Alors que nous nous appliquions au bord du Breuchin à accrocher avec un triple repéré par une boulette de mie de pain une de nos carpes qui croisaient autour d'un reste de poteau de la vieille passerelle démolie où nous avions déversé nos carpillons de l'étang de Lantenot qui y avaient prospéré et grossi, un "parisien" s'arrêta, sortit son matériel qu'il arma, comme nous, d'un triple et réussit à en crocheter par le flanc une de 2 kg prestement sortie et emballée dans son coffre avant un démarrage éclair qui nous laissa médusés, mais Alain n'était pas là pour courir après...!

 

Pour être partis tous deux en pension, nous avions perdu définitivement sa trace  lorsqu'il avait déménagé peu après!!

 

 

 

Les hasards de la vie

* nous avaient séparés en 1950 à l'âge de 10 ans,

*et alors que philippe nous avait définitivement quittés en 1975,...

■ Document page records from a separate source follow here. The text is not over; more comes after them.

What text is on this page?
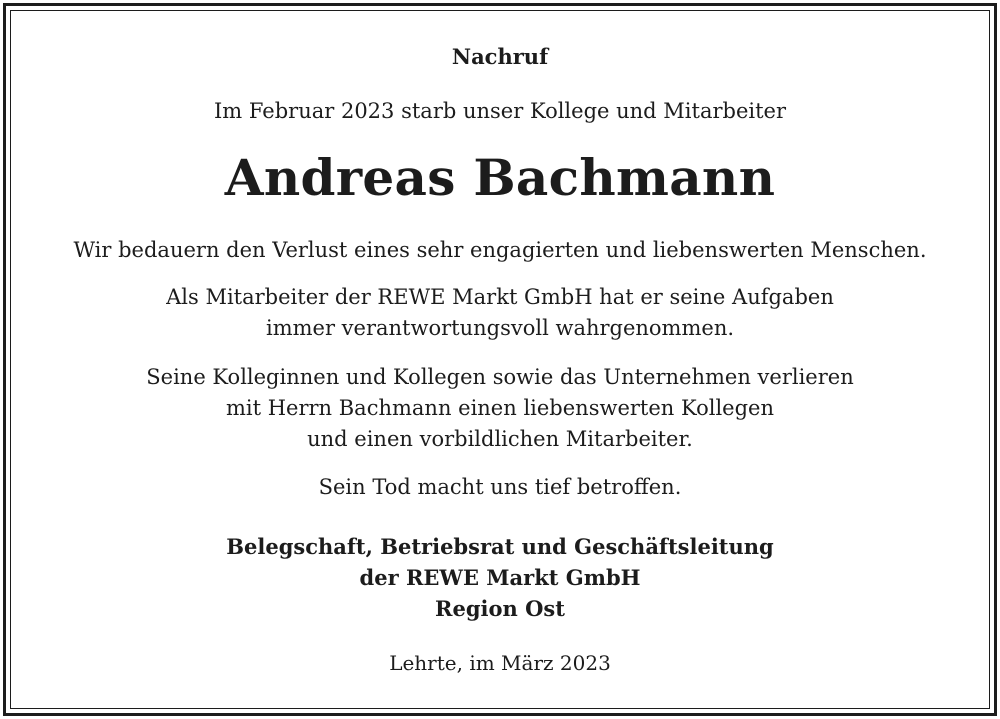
Nachruf
Im Februar 2023 starb unser Kollege und Mitarbeiter
Andreas Bachmann
Wir bedauern den Verlust eines sehr engagierten und liebenswerten Menschen.
Als Mitarbeiter der REWE Markt GmbH hat er seine Aufgaben
immer verantwortungsvoll wahrgenommen.
Seine Kolleginnen und Kollegen sowie das Unternehmen verlieren
mit Herrn Bachmann einen liebenswerten Kollegen
und einen vorbildlichen Mitarbeiter.
Sein Tod macht uns tief betroffen.
Belegschaft, Betriebsrat und Geschäftsleitung
der REWE Markt GmbH
Region Ost
Lehrte, im März 2023
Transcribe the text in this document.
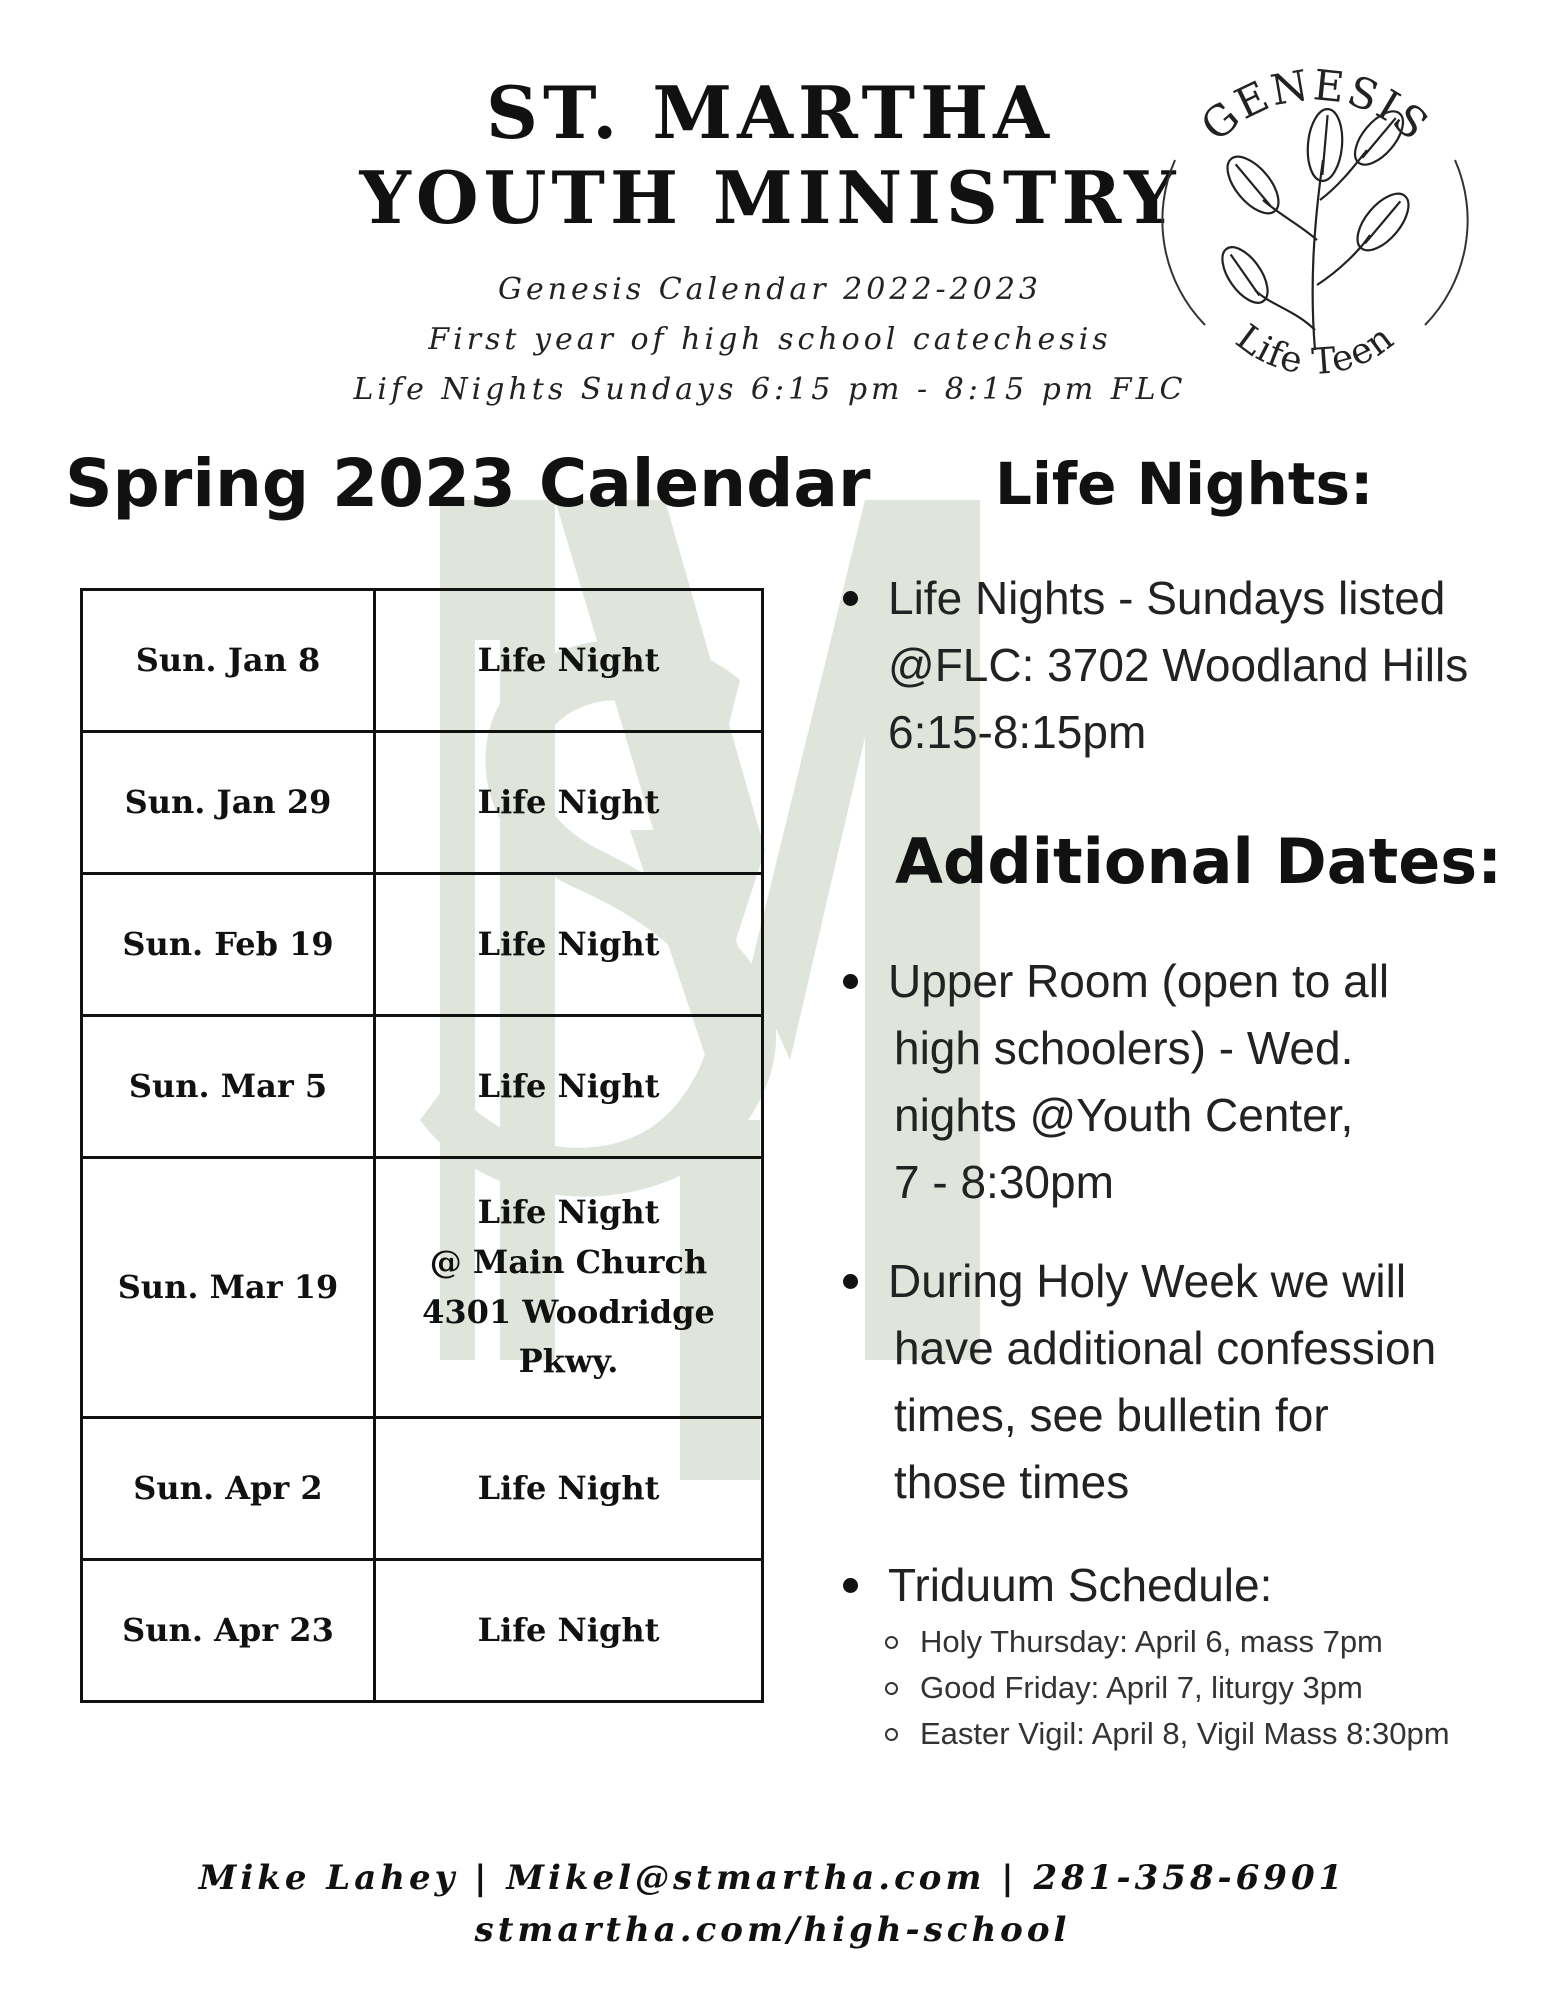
ST. MARTHA
YOUTH MINISTRY
Genesis Calendar 2022-2023
First year of high school catechesis
Life Nights Sundays 6:15 pm - 8:15 pm FLC
GENESIS
Life Teen
Spring 2023 Calendar
Sun. Jan 8	Life Night
Sun. Jan 29	Life Night
Sun. Feb 19	Life Night
Sun. Mar 5	Life Night
Sun. Mar 19	Life Night
@ Main Church
4301 Woodridge
Pkwy.

Sun. Apr 2	Life Night
Sun. Apr 23	Life Night
Life Nights:
Life Nights - Sundays listed
@FLC: 3702 Woodland Hills
6:15-8:15pm
Additional Dates:
Upper Room (open to all
high schoolers) - Wed.
nights @Youth Center,
7 - 8:30pm
During Holy Week we will
have additional confession
times, see bulletin for
those times
Triduum Schedule:
Holy Thursday: April 6, mass 7pm
Good Friday: April 7, liturgy 3pm
Easter Vigil: April 8, Vigil Mass 8:30pm
Mike Lahey | Mikel@stmartha.com | 281-358-6901
stmartha.com/high-school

*nous ont rapprochés l'un de l'autre sans nous permettre de nous reconnaitre, le 10 mai 1981, jour de l'élection de F Mitterrand à la présidence dont nous avons entendu le résultats à la radio du bateau sur le chemin du retour de l'ile des Ebihens , où nous étions allés en groupe pique niquer en voilier, et dont le propriétaire s'était engueulé, à 50 mètres de moi, avec un copain auquel il interdisait de couper son bois pour faire du feu sur la plage........!!!

 

*et les hasards d'internet nous réunirent enfin Alain et moi, après 60 années de séparation en aout 2010 sur cette même ile des Ebihens de la baie de Saint Malo, car c'était bien lui le propriétaire irascible, à juste titre, que je n'avais pas reconnu 30 ans plus tôt......mais c'est une autre histoire......!!